The Federal Reserve raised rates by 25 basis points, as expected, on Wednesday but its policy statement no longer said “ongoing increases” would likely be appropriate.
The shift in the central bank’s tone relieved markets that have been roiled by concerns about a liquidity crisis in the banking sector since the failure of two U.S. regional lenders earlier this month.
At 4:33 a.m. ET, Dow e-minis were up 158 points, or 0.49%, S&P 500 e-minis were up 27.5 points, or 0.69%, and Nasdaq 100 e-minis were up 123.25 points, or 0.97%.
However, Wall Street’s main indexes closed sharply lower on Wednesday after Fed Chair Jerome Powell told a news conference that the central bank was still intent on fighting inflation while also monitoring the extent to which the recent bank failures had cooled demand and slowed lending.
There is a now an equal split between traders’ odds of the Fed pausing its rate hikes in May and of another 25 bps hike, with the likelihood of rate cuts soon after that.
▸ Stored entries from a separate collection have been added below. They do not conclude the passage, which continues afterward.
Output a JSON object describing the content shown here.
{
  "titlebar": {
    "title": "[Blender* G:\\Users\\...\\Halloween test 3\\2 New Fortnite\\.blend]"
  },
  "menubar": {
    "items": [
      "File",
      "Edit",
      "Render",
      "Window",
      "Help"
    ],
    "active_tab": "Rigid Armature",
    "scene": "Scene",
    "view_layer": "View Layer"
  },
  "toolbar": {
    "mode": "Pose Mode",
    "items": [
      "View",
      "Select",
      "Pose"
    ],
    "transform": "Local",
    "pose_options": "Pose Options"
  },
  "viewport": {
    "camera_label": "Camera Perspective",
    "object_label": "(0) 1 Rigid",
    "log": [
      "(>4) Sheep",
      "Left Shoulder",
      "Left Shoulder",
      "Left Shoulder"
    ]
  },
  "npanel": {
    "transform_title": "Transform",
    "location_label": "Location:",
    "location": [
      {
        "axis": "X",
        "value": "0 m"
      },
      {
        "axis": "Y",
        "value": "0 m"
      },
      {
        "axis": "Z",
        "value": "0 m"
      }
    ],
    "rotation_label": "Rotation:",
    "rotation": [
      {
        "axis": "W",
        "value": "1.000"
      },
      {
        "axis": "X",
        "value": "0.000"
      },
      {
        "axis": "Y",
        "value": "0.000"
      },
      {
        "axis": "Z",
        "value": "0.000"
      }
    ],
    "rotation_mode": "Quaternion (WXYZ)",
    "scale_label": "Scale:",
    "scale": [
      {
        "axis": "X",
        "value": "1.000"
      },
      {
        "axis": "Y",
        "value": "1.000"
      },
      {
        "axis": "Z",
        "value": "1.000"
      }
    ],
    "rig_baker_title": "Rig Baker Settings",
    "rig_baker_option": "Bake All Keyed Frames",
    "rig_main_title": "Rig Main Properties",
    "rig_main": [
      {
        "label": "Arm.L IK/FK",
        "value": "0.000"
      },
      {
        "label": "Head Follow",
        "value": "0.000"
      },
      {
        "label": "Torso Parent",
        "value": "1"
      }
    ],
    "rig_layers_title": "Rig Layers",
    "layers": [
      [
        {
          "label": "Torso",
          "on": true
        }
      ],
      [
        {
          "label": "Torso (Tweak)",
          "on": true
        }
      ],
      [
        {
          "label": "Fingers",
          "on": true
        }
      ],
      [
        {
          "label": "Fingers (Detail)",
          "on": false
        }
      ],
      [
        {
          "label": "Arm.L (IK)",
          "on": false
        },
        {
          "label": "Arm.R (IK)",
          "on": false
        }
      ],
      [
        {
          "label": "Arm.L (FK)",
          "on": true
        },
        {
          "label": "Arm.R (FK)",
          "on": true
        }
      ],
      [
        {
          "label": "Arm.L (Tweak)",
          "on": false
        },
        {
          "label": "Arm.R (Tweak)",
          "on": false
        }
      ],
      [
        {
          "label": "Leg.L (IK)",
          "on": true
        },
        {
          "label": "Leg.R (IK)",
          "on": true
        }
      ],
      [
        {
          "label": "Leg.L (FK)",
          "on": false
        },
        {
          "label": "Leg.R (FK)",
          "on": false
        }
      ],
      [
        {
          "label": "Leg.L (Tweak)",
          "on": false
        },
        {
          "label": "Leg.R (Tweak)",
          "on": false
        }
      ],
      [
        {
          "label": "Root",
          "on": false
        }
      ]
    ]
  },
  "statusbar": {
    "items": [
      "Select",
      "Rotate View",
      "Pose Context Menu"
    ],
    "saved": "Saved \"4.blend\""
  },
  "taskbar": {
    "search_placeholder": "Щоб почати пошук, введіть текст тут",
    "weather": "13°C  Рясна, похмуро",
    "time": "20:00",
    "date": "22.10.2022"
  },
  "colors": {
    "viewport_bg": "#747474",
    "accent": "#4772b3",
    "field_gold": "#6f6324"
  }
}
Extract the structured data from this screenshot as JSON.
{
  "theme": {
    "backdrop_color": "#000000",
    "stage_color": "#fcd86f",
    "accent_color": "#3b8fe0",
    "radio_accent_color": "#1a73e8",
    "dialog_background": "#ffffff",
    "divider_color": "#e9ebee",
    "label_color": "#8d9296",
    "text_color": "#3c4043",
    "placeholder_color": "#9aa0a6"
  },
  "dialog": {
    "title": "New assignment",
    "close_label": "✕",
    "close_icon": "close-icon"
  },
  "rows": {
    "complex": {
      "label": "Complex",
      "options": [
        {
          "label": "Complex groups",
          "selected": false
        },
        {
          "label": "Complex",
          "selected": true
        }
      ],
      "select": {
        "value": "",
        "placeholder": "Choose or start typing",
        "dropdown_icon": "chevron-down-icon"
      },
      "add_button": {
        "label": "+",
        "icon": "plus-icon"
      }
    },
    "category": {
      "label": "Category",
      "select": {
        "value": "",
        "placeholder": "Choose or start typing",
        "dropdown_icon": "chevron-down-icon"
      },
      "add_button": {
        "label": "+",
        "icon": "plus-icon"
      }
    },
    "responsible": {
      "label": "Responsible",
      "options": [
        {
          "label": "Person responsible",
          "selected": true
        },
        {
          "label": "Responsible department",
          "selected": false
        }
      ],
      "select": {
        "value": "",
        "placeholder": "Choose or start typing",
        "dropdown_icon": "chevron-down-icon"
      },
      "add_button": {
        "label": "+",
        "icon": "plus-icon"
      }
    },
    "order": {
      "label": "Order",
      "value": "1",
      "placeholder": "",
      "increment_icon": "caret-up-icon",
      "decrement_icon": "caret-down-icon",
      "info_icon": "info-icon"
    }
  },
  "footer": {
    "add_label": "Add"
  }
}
While U.S. Treasury yields slipped on growing hopes of an end to the Fed’s tightening cycle, there was a 1%-3% increase in the prices of major growth stocks such as Apple Inc, Microsoft and Amazon.com.
Those pre-market gains helped boost futures for the tech-heavy Nasdaq.
Shares of troubled regional lender First Republic Bank rose 3.1% in premarket trade after slumping on Wednesday following Treasury Secretary Janet Yellen’s remark that there was no discussion on insuring all bank deposits.
Shares of PacWest Bancorp and Western Alliance Bancorp gained 4.7% and 6.0%, respectively.
On the economic data front, a reading due at 8:30 a.m. ET is expected to show a rise in jobless claims last week, hinting at some cooling in labor demand. Data on home sales is also expected later in the day.
Among other stocks, Coinbase Global Inc fell 10.8% after the U.S. Securities and Exchange Commission (SEC)threatened to sue the crypto exchange over some of its products.